Sobald die Sonne mehr Kraft hat und die Tage länger werden, wächst übrigens in Deutschland die Lust den Drahtesel aus der Garage zu holen. Eine repräsentative forsa-Umfrage im Auftrag der Versicherung CosmosDirekt ergab, dass im Frühling und Sommer das Radeln Deutschlands beliebtester Outdoor-Sport ist. Fast die Hälfte der befragten Freiluftsportler schwingt sich dann bei wärmeren Temperaturen aufs Rad.
Auf deutschen Straßen ärgern sich die Radfahrer laut einer aktuellen Umfrage übrigens am meisten über das Verhalten von Autofahrern. Wie das Marktforschungsinstitut YouGov ermittelte, empfinden 38 Prozent der befragten Radfahrer als größtes Ärgernis beim Radeln die Autofahrer. 17 Prozent stören sich hingegen am meisten an der Verkehrsführung deutscher Städte - etwa an Schildern, Ampeln und (fehlenden) Radwegen. Die Bundesrepublik hat laut dem ECF besonders einen Nachteil für Radler: „Den beschissenen Zustand der Fahrradwege“, so Küster.
„Städte sind jetzt aufgerufen, Straßen und Plätze aktiv neu zu gestalten – anstatt nur den Status zu verwalten", sagt ADFC-Bundesgeschäftsführer Burkhard Stork. "Die Werte der Menschen haben sich gewandelt, immer mehr wollen Radfahren.
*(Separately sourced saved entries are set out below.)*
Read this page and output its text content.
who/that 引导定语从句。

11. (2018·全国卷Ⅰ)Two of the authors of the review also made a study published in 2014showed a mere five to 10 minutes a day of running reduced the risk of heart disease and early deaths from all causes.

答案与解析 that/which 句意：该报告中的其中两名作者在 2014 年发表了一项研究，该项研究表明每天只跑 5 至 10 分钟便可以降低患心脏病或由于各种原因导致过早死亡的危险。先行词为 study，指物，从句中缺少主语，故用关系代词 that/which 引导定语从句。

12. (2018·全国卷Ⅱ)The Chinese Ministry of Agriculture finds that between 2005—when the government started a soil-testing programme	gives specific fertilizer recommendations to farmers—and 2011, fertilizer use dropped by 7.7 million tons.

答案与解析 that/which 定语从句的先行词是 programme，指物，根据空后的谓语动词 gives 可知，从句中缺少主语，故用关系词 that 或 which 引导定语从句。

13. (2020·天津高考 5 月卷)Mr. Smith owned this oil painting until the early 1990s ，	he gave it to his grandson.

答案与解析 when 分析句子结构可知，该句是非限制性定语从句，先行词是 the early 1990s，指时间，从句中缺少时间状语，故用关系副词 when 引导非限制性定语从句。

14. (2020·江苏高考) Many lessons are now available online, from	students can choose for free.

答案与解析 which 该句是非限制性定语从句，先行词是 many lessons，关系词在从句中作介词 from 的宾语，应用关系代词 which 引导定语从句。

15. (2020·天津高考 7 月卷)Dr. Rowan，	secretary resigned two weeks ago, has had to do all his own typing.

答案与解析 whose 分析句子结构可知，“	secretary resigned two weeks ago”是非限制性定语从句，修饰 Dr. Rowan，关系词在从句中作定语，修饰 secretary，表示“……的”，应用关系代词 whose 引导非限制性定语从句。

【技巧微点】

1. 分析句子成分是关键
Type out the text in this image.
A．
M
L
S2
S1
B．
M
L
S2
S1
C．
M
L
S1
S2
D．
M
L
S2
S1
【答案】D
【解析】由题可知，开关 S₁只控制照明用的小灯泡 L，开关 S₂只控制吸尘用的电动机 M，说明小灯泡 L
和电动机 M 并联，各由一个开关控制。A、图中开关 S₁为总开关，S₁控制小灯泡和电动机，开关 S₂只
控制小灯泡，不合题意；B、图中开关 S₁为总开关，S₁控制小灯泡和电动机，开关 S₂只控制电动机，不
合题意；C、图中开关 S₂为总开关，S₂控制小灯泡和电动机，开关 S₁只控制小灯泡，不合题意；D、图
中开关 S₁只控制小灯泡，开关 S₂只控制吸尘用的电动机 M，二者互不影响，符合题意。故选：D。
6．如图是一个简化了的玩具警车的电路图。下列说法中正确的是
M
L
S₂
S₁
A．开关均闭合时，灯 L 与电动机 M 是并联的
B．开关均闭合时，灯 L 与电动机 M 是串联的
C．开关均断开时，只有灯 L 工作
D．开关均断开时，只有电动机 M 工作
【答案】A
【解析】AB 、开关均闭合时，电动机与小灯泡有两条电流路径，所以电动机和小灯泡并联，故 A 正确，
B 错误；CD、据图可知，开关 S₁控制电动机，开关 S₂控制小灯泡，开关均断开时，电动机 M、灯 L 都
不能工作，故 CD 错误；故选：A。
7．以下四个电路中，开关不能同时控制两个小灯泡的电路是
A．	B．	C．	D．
Auf überalterten Bordsteinradwegen aus den späten Achtzigern oder vereinzelt gepinselten schmalen Schutzstreifen gelingt die Mobilitätswende nicht. Der Durchbruch für Deutschland als Radfahr-Nation steht noch bevor.“
Rundum zufrieden äußerten sich immerhin 15 Prozent der Radler - sie ärgern sich laut der YouGov-Umfrage über „nichts“. Auf die Frage, ob sie regelmäßig Radfahren, antworteten 42 Prozent der YouGov-Befragten mit „Ja“ und 58 Prozent mit „Nein“. Männer setzen sich demnach mit 48 Prozent deutlich häufiger auf den Sattel als Frauen (36 Prozent). Die aktivste Altersgruppe waren Menschen zwischen 35 und 44 Jahren, von denen sich fast die Hälfte als regelmäßige Radfahrer beschrieb.
Mit Sternfahrten in ganz Deutschland machen Fahrradfahrer jedes Jahr am 3. Juni auf den Europäischen Tag des Fahrrads aufmerksam. Die globalisierungskritische Organisation Attac hat den Tag 1998 ins Leben gerufen. Sie will darauf aufmerksam machen, dass in Zeiten steigender Verkehrsdichte das Fahrrad das gesündeste und umweltfreundlichste Verkehrsmittel ist.
In Deutschland steigt die Zahl der Fahrräder seit Jahren. Über 32 Millionen Räder gab es 2013 in deutschen Haushalten, zehn Jahre zuvor waren es weniger als 30 Millionen. Spitzenreiter sind dabei die Bremer: Dort steht in 90 Prozent der Haushalte ein Rad.